Learning to scuba dive was one of those times.

I loved to swim. I felt I was a good swimmer. My form was probably questionable but I never doubted my overall strength.

Learning how to scuba dive taught me a lot about myself. All was well until we put all our gear on and went under water for the first time.

When the time came to put my head underwater and take that first breath through our regulator–I panicked.

I could not get it through my head I really could breathe underwater. I had to get a handle on my fear and get it under control. Michael and I had made plans to go to Maui. Diving was a big part of it. In fact, we scheduled everything around me doing my final check out dive in there.

I was struggling and my fear was escalating. Honestly, I have no idea how I was able to pass all my pool testing and advance to the point where I qualified for the final open water exam. As we traveled to Maui, I prayed I’d be able to complete this final test. For me, it was a test in every possible way.

When we arrived in Maui we went to the dive shop and signed up for a couple of dives. My checkout dive would be done during our first dive. I met the dive master, John, who would be doing my open water exam. I was honest, telling him I was pretty nervous about making my first dive in the ocean. John listened to my concerns, shared some of his personal stories which helped put me at ease. By the time we left I was feeling much more ready and a little more self-confident.

That first dive was early the next morning. We were both ready to get this dive under our belts so we arrived bright and early.  As I gathered all my gear and began to set up for my dive, I looked around for John. Michael was watching me carefully knowing I was nervous. When he noticed John was not around, he went to get an update.
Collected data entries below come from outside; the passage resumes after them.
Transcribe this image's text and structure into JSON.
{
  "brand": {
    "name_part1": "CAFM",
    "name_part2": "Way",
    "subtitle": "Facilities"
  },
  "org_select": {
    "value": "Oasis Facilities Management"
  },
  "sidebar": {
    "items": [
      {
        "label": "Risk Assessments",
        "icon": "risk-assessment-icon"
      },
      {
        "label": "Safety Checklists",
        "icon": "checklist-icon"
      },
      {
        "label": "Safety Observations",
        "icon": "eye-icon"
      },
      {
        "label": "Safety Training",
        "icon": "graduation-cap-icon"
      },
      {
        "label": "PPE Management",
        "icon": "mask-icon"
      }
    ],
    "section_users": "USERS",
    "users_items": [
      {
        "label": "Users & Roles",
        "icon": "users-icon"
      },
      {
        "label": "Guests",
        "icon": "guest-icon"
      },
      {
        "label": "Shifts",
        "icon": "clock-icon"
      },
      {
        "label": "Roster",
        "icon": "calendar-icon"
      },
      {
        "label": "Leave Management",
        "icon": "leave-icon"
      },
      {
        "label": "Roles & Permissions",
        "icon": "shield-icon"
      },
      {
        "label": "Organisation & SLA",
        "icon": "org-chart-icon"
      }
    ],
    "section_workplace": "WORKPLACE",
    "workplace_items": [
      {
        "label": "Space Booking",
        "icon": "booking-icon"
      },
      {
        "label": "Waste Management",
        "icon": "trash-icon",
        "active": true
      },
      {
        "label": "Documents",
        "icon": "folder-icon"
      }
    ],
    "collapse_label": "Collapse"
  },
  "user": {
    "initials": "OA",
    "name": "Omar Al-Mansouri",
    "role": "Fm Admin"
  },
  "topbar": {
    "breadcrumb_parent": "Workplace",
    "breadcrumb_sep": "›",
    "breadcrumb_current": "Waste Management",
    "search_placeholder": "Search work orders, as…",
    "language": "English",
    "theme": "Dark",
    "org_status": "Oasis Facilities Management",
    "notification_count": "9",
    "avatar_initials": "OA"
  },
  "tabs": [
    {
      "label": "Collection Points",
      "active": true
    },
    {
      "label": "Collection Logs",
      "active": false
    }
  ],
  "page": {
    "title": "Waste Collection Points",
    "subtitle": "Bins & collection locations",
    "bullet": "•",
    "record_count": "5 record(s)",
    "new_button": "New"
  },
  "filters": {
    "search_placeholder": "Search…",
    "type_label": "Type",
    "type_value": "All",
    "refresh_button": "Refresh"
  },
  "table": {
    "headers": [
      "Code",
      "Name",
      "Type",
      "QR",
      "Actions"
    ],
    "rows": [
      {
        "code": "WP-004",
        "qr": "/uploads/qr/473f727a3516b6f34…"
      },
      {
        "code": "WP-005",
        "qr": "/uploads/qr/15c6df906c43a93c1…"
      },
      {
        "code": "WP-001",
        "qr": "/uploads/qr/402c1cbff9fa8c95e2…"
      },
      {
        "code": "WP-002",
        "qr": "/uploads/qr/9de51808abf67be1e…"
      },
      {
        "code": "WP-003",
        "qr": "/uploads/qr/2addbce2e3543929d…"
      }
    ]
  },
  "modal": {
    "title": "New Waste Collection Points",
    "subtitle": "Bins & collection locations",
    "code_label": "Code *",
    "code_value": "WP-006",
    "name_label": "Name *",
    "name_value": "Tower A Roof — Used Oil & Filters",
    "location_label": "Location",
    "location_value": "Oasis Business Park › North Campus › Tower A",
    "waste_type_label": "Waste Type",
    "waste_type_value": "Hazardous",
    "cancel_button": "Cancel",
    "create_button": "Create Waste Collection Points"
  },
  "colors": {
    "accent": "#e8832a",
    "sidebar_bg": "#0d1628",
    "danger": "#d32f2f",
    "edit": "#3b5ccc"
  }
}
The captain of the boat told us John had a family emergency so he would not be there. My heart sank. My nerves kicked into high gear. The new dive master would be over soon to meet us, the captain said. We just needed to hold tight.

As I watched the crew load the boat, I heard someone call my name. I turned to find a woman about my height holding out her hand. I am sure my mouth had fallen open as she introduced herself to me. There, standing in front of me, was a person who looked EXACTLY like my ninth grade swimming instructor, Miss Katzer.

Miss Katzer was quite a character–to say the very least. She was a drill sergeant–a wiry woman with a head full of wild dishwater blonde hair who rarely talked in a normal tone of voice. Everything was screamed out. She expected you to listen–no talking–NO GUM CHEWING. If she saw you chewing gum, she’d pull out the coffee can she always seemed to have at her fingertips and yell for you to spit it out into the can.

Miss Katzer was also known for an injury she had which resulted in her losing toes on one of her feet–a feature she pointed out often as she warned us about the dangers of water skiing.

Why is any of this important?

This dive master who would be doing my check out dive looked so much like Miss Katzer I immediately looked down at her feet to see if she was missing toes. Even though her feet were intact, I was immediately at ease. I knew I would be able to complete my dive–and I did. We completed that day of diving and did several other dives while we were there.

When we returned home and went back to work, I discovered my outlook on many of the problems I’d had at work had changed. My level of anxiety was markedly decreased. What made me nervous just a couple of weeks ago no longer had any power over me. Conquering this mega fear created a landslide of changes in the rest of my life. I knew without a doubt I no longer had anything to fear.

“Courage is being scared to death, but saddling up anyway.”
John Wayne

I am…

B…simply being…

God bless us all as we head out to our weekend.

“You have peace,” the old woman said, “when you make it with yourself.”